The primary functions of anger management are to help class participants recognize whether they are more likely to experience aggressive anger outbursts or passive anger, how to notice that an anger episode is coming on and how to appropriately express anger to family members and others. Anger management does not seek to help those in need of counseling find ways of avoiding their anger altogether, since this branches off into psychotherapy and therefore goes beyond the scope of anger management classes.
Anger management treatment identifies passive anger as the kind of emotion that does not result in an overt lashing out at another person, but instead manifests itself by giving someone the silent treatment, manipulating the emotions of others, evidencing emotional distance from the object of the anger, engaging in obsessive compulsive behavior traits or avoiding conflicts at all costs. On the flip side, those engaged in anger management counseling also work hard to help participants in the various programs recognize the diverse facets of aggressive anger. Some of these are intentionally threatening behavior, the use of foul language, the deliberate injuring of animals or people and also drug use.
The effects of anger management are far reaching. The techniques allow the individual to learn how to recognize the onset of anger, and seek to diffuse the emotion before it takes over the thought processes. Moreover, he learns how to focus the anger on the issue at hand, rather than transferring it onto another person or on situations that have been resolved in the past. By far the most important effects are the changes that take place in family dynamics, fighting within a family unit and also how those in the anger management program---and their loved ones---interact with one another in the long term. By working together and judiciously applying anger management techniques, a permanent change in anger expression may be affected.
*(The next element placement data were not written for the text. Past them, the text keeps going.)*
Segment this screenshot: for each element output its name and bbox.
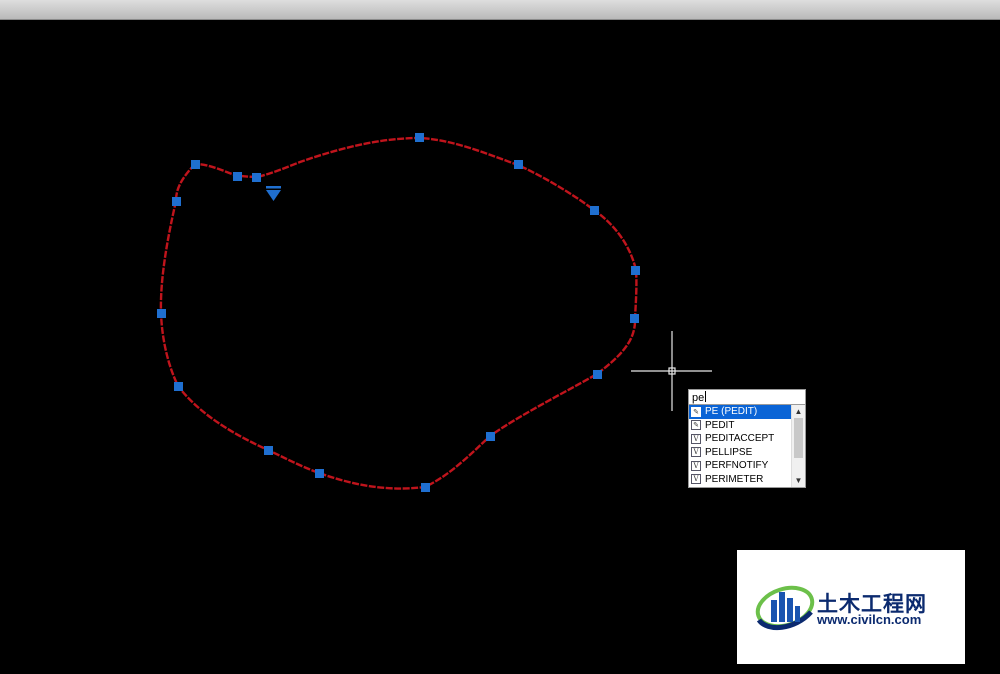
grip-point — [264, 446, 273, 455]
suggestion-item[interactable]: V PERIMETER — [689, 473, 791, 487]
grip-point — [252, 173, 261, 182]
suggestion-label: PELLIPSE — [705, 446, 753, 458]
suggestion-label: PE (PEDIT) — [705, 406, 758, 417]
chevron-up-icon[interactable]: ▲ — [792, 405, 805, 418]
command-input-value: pe — [692, 392, 705, 404]
command-autocomplete[interactable]: pe ✎ PE (PEDIT) ✎ PEDIT V PEDITACCEPT V … — [688, 389, 806, 488]
text-caret — [705, 391, 707, 402]
tangent-grip-icon[interactable] — [266, 186, 281, 201]
grip-point — [233, 172, 242, 181]
suggestion-item[interactable]: V PELLIPSE — [689, 446, 791, 460]
variable-icon: V — [691, 460, 701, 471]
chevron-down-icon[interactable]: ▼ — [792, 474, 805, 487]
suggestion-item[interactable]: V PEDITACCEPT — [689, 432, 791, 446]
grip-point — [486, 432, 495, 441]
pen-icon: ✎ — [691, 420, 701, 431]
scrollbar-thumb[interactable] — [794, 418, 803, 458]
grip-point — [590, 206, 599, 215]
grip-point — [631, 266, 640, 275]
command-input[interactable]: pe — [688, 389, 806, 405]
grip-point — [172, 197, 181, 206]
grip-point — [415, 133, 424, 142]
suggestion-label: PERIMETER — [705, 473, 764, 485]
suggestion-label: PEDIT — [705, 419, 735, 431]
watermark-url: www.civilcn.com — [817, 612, 922, 627]
grip-point — [174, 382, 183, 391]
variable-icon: V — [691, 433, 701, 444]
suggestion-list[interactable]: ✎ PE (PEDIT) ✎ PEDIT V PEDITACCEPT V PEL… — [688, 405, 806, 488]
grip-point — [157, 309, 166, 318]
grip-point — [593, 370, 602, 379]
suggestion-label: PEDITACCEPT — [705, 433, 775, 444]
spline-curve[interactable] — [159, 136, 638, 490]
grip-point — [630, 314, 639, 323]
pen-icon: ✎ — [691, 406, 701, 417]
variable-icon: V — [691, 474, 701, 485]
grip-point — [421, 483, 430, 492]
grip-point — [514, 160, 523, 169]
suggestion-scrollbar[interactable]: ▲ ▼ — [791, 405, 805, 487]
suggestion-item[interactable]: ✎ PE (PEDIT) — [689, 405, 791, 419]
grip-point — [191, 160, 200, 169]
watermark: 土木工程网 www.civilcn.com — [737, 550, 965, 664]
suggestion-label: PERFNOTIFY — [705, 460, 769, 471]
civilcn-logo-icon — [755, 585, 815, 631]
grip-points[interactable] — [157, 133, 640, 492]
suggestion-item[interactable]: V PERFNOTIFY — [689, 459, 791, 473]
variable-icon: V — [691, 447, 701, 458]
grip-point — [315, 469, 324, 478]
suggestion-item[interactable]: ✎ PEDIT — [689, 419, 791, 433]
It is tempting---as a family member of someone undergoing anger management---to expect the person with the anger problem to do all the changing and growing. Granted, if the individual employs aggressive anger, he should be expected to stop the destructive patterns that have harmed family relationships thus far; however, those around him are also required to change the ways they interact with him. This may involve the avoidance of certain trigger words or gestures, cooperation when the anger management graduate works on employing various techniques learned to control the bodily manifestations of anger and also a willingness to control their own anger and its expression.